Abstract

We present 3D "zoom-in" simulations of the formation of two molecular clouds out of the galactic interstellar medium. We model the clouds - identified from the SILCC simulations - with a resolution of up to 0.06 pc using adaptive mesh refinement in combination with a chemical network to follow heating, cooling, and the formation of H$_2$ and CO including (self-) shielding. The two clouds are assembled within a few million years with mass growth rates of up to $\sim$ 10$^{-2}$ M$_\mathrm{sun}$ yr$^{-1}$ and final masses of $\sim$ 50 000 M$_\mathrm{sun}$. A spatial resolution of $\lesssim$ 0.1 pc is required for convergence with respect to the mass, velocity dispersion, and chemical abundances of the clouds, although these properties also depend on the cloud definition such as based on density thresholds, H$_2$ or CO mass fraction.
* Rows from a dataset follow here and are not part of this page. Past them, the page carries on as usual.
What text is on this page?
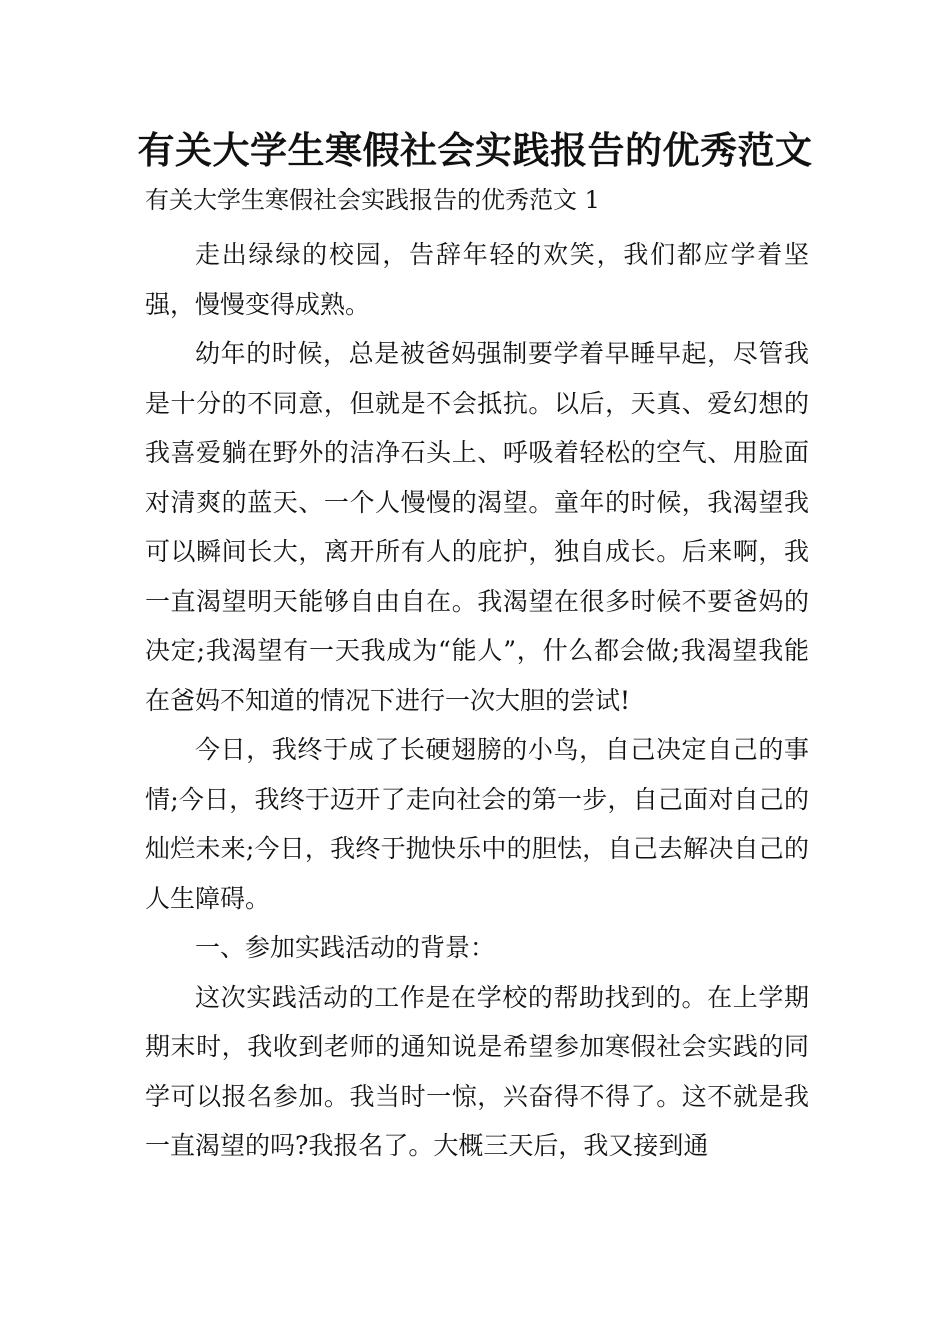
有关大学生寒假社会实践报告的优秀范文
有关大学生寒假社会实践报告的优秀范文 1

走出绿绿的校园，告辞年轻的欢笑，我们都应学着坚强，慢慢变得成熟。

幼年的时候，总是被爸妈强制要学着早睡早起，尽管我是十分的不同意，但就是不会抵抗。以后，天真、爱幻想的我喜爱躺在野外的洁净石头上、呼吸着轻松的空气、用脸面对清爽的蓝天、一个人慢慢的渴望。童年的时候，我渴望我可以瞬间长大，离开所有人的庇护，独自成长。后来啊，我一直渴望明天能够自由自在。我渴望在很多时候不要爸妈的决定;我渴望有一天我成为“能人”，什么都会做;我渴望我能在爸妈不知道的情况下进行一次大胆的尝试!

今日，我终于成了长硬翅膀的小鸟，自己决定自己的事情;今日，我终于迈开了走向社会的第一步，自己面对自己的灿烂未来;今日，我终于抛快乐中的胆怯，自己去解决自己的人生障碍。

一、参加实践活动的背景：

这次实践活动的工作是在学校的帮助找到的。在上学期期末时，我收到老师的通知说是希望参加寒假社会实践的同学可以报名参加。我当时一惊，兴奋得不得了。这不就是我一直渴望的吗?我报名了。大概三天后，我又接到通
To avoid grid artefacts, the progressive increase of resolution has to occur within the free-fall time of the densest structures (1 - 1.5 Myr) and $\gtrsim$ 200 time steps should be spent on each refinement level before the resolution is progressively increased further. This avoids the formation of spurious, large-scale, rotating clumps from unresolved turbulent flows. While CO is a good tracer for the evolution of dense gas with number densities $n \geq$ 300 cm$^{-3}$, H$_2$ is also found for $n \lesssim 30$ cm$^{-3}$ due to turbulent mixing and becomes dominant at column densities around 30 - 50 M$_\mathrm{sun}$ pc$^{-2}$. The CO-to-H$_2$ ratio steadily increases within the first 2 Myr whereas $X_\mathrm{CO}\simeq$ 1 - 4 $\times$ 10$^{20}$ cm$^{-2}$ (K km s$^{-1}$)$^{-1}$ is approximately constant since the CO(1-0) line quickly becomes optically thick.